Like robots, we strive to find out our preferences (what they are now and how we want to see them in the future), as well as the way eliminate ambiguities and contradictions. Similar to the best possible AI, we seek in addition - at least some of us, at some points in time - to understand the “form of good”, as the philosopher Plato called the subject of knowledge. Like us, AI systems can, trying to answer questions, freeze forever - or in the off state, wait for results if insecurity made it impossible to act as an assistant.
“I don’t I hope, ”says Cristiano,“ that in the near future we will be able to firmly establish what is good, or to get perfect answers to any empirical questions that we face. ” However, I hope that the AI systems we create will be able to answer these questions in the same way as people, and iteratively improve the answers that people have already received - at least sometimes. ”
But in the short list compiled by Russell, it is worth including another, third in a row, important problem: what about the preferences of bad people? What will keep the robot from realizing the vile goals of its evil owner? The AI system strives to circumvent prohibitions in the same way that a rich man finds loopholes in tax legislation, so simply prohibiting her from committing crimes will probably be useless.
You can thicken colors: what if are we all kind of bad? That recommendation algorithm, which is struggling to fix YouTube , is built, anyway, taking into account the ubiquitous human impulses.

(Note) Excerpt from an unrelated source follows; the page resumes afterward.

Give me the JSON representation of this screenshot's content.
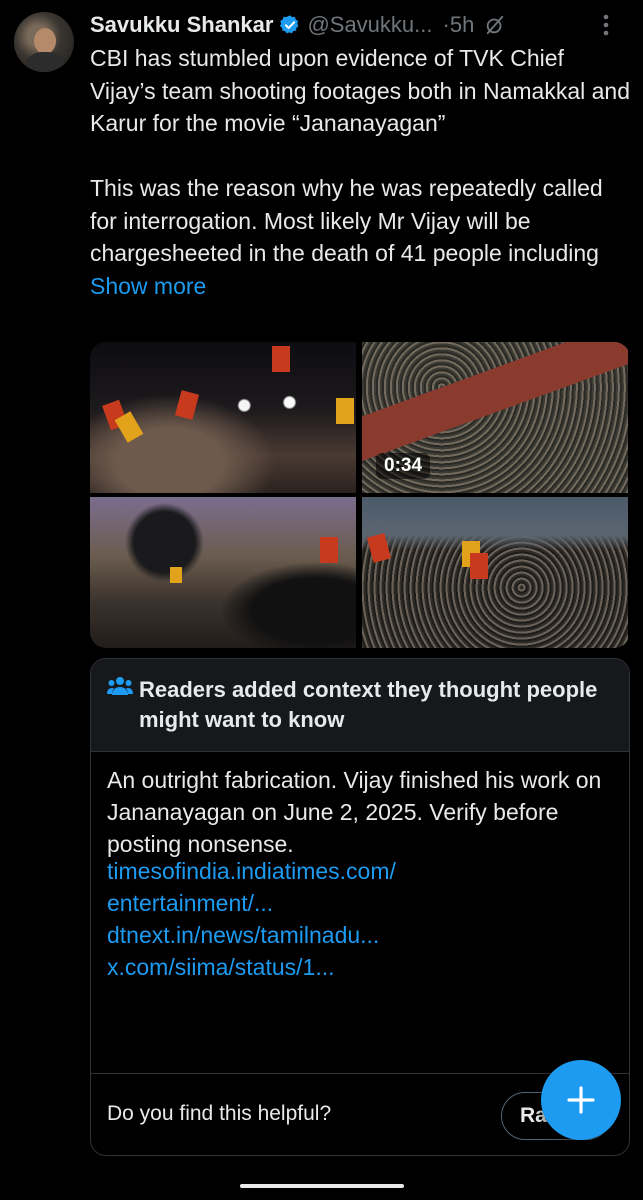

However, Russell is optimistic. Although it requires additional algorithms and further development of game theory, his intuition tells him that developers will be able to cope with harmful preferences and that the same approach that is designed for robots can be useful even "in raising children, school and university education, and so on. ". In other words, we could, by teaching robots good, find a way to educate ourselves. “It seems to me,” Russell adds, “that we are on the right track.”